A skill packages tools and autonomous behaviors for reuse. There's no registry to publish to — **a skill is a GitHub repo**:

```bash
roborun skill add someuser/their-skill     # clone, validate, pin the commit SHA
roborun skill add ./my-skill               # dev mode: symlink a local checkout
roborun skill list                         # installed skills + pin state
```

Install validates the skill **without executing it** (AST check of the required exports and the `REQUIRES` version range) and pins the exact commit in `~/.roborun/skills.lock`. If the installed tree ever drifts from the pinned SHA, it is refused at load — vibecoded on the way in, set in stone once installed.

To write one: fork [roborun-skill-template](https://github.com/publu/roborun-skill-template), open it in Claude Code or Cursor, and describe what you want — the template's `AGENTS.md`/`CLAUDE.md` teach the agent the whole skill API. `roborun skill validate .`, push, done.

## Text with your robot — OpenClaw-ready

MCP drives the robot; the [OpenClaw bridge](docs/OPENCLAW.md) lets the robot reach *you*. Point `OPENCLAW_HOOKS_URL` at an [OpenClaw](https://openclaw.ai) gateway and `robot.notify("person spotted near waypoint 4")` lands on your phone over WhatsApp/Telegram — then you reply "stop the patrol" and the bundled OpenClaw skill (`integrations/openclaw/`) drives the robot back over HTTP. From the same chat you can onboard a new robot ("set up roborun on 192.168.1.42") or install behaviors from GitHub — the skill drives the same CLI you would. `behaviors/sentry.py` is the demo: a patrol that texts you when it sees someone and after each quiet lap. Every notification also lands in the sealed run, so "the robot texted me" is a verifiable claim — one env var makes your robot [OpenClaw-ready](docs/OPENCLAW.md), no SDK, no platform account.

## Configuration

| Variable | Default | |
|----------|---------|---|
| `ROBORUN_PORT` | `8765` | Server port |
| `OPENCLAW_HOOKS_URL` | unset | OpenClaw gateway hooks URL — enables `robot.notify()` push ([docs](docs/OPENCLAW.md)) |
| `ROBOT_IP` | unset | Robot IP (or set in UI) |
| `ANTHROPIC_API_KEY` | unset | `robot.ask()` + built-in Claude agent |
| `OLLAMA_MODEL` | `llama3.2` | Local model for `robot.ask()` |
| `ROBORUN_BEHAVIOR_PATHS` | unset | Extra behavior directories (comma-separated) |
| `ROBORUN_AUTOSTART` | `1` | Autostart camera/sim on boot |
| `ROBORUN_MAX_LINEAR_VEL` | `1.0` | Safety clamp, m/s |
| `ROBORUN_MAX_ANGULAR_VEL` | `1.5` | Safety clamp, rad/s |

## Why this instead of a robot framework

Robot frameworks make you learn their world first: module systems, typed streams, blueprints, launch graphs, all before the robot does anything. roborun inverts it. The robot is already running, and you change its mind by saving a file. Python you already know, hot-reloaded, with vision, an LLM, and motion in one handle, plus a cryptographic record of everything it did.
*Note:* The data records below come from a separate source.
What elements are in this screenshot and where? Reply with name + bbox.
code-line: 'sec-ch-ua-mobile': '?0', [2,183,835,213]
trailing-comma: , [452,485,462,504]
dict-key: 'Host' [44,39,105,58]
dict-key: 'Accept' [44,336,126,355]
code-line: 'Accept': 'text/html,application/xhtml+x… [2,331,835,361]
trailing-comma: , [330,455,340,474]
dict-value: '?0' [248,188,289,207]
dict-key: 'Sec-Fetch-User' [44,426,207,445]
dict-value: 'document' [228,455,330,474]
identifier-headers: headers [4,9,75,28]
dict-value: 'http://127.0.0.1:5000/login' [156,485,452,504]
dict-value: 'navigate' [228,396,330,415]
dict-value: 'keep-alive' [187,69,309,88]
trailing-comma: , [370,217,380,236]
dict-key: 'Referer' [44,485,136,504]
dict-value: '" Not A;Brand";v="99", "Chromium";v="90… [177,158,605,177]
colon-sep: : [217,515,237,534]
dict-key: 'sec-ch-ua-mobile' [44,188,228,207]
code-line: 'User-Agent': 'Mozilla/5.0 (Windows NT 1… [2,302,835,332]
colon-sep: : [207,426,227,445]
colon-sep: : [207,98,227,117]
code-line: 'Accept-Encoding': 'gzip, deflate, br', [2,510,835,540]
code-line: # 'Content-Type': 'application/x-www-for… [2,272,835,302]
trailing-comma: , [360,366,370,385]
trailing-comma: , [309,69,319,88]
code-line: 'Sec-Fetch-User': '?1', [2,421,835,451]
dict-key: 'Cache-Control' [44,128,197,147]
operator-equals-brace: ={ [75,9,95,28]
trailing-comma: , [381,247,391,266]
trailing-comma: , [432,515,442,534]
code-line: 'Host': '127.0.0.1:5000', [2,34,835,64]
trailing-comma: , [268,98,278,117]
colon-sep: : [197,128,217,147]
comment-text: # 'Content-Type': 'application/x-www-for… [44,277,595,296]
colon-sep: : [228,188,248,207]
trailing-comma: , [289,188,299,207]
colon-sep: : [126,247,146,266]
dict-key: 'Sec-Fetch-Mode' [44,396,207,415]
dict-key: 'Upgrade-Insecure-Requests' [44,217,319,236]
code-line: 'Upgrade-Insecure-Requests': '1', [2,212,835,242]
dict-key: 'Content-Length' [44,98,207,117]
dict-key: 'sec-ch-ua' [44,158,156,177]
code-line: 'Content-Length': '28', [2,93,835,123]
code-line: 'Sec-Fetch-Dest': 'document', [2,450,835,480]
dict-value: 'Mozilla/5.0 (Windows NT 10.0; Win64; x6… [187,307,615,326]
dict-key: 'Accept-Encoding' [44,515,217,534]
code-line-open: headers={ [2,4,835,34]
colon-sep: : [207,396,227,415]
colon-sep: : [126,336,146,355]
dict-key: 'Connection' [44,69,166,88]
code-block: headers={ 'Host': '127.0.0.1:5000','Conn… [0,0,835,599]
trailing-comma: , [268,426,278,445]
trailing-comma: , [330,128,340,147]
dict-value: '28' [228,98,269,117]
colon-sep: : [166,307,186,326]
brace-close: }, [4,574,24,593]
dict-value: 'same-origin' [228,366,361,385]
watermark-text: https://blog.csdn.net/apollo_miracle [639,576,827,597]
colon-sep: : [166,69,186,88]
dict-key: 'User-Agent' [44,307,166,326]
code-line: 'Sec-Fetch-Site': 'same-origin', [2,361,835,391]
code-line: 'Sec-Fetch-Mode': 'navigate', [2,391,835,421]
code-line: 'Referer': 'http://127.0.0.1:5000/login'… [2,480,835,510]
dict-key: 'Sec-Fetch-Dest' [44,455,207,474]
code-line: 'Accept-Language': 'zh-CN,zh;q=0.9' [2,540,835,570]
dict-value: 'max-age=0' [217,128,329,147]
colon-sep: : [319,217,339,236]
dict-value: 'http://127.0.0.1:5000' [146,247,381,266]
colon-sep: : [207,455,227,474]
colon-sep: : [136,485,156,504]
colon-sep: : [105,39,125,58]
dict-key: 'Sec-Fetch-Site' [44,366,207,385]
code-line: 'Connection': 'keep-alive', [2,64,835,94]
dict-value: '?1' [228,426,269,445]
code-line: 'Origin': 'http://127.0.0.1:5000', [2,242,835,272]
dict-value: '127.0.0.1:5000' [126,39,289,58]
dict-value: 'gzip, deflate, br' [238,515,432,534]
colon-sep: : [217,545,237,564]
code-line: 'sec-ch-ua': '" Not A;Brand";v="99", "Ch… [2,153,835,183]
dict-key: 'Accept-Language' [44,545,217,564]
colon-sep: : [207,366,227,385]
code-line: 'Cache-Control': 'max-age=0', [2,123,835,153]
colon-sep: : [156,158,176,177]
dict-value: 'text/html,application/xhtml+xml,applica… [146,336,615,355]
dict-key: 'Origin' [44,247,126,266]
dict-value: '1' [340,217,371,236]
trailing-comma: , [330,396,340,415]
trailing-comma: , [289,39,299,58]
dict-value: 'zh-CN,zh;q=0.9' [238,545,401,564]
It's not a chat-controlled robot: behaviors run at 10 Hz with **no LLM in the loop**, and MCP, the REST API, and `robot.*` are the same functions — MCP exists so Claude/Cursor/Codex attach with one line, not because chat is the control plane. If you live in RViz and RQT, those stay better at deep introspection of a system you built; roborun is for driving a robot (or a sim, or a webcam) with short Python and AI agents **without** the ROS toolchain on your laptop — plus the one thing the classic stack doesn't do: a tamper-evident, externally-timestamped record of what the robot saw and did.

And it won't rot in six months: CI runs the suite (100+ tests) on every push, releases are tagged and published to PyPI automatically, skills pin exact commit SHAs and refuse to load on drift, and DDS message definitions are vendored — no system ROS install to version-skew against.

## Contributing

```bash
git clone https://github.com/publu/RoboRun.git && cd RoboRun
pip install -e ".[all]"
python -m roborun.server
pytest tests/
```

MIT. Built by Manifest Intelligence, Inc.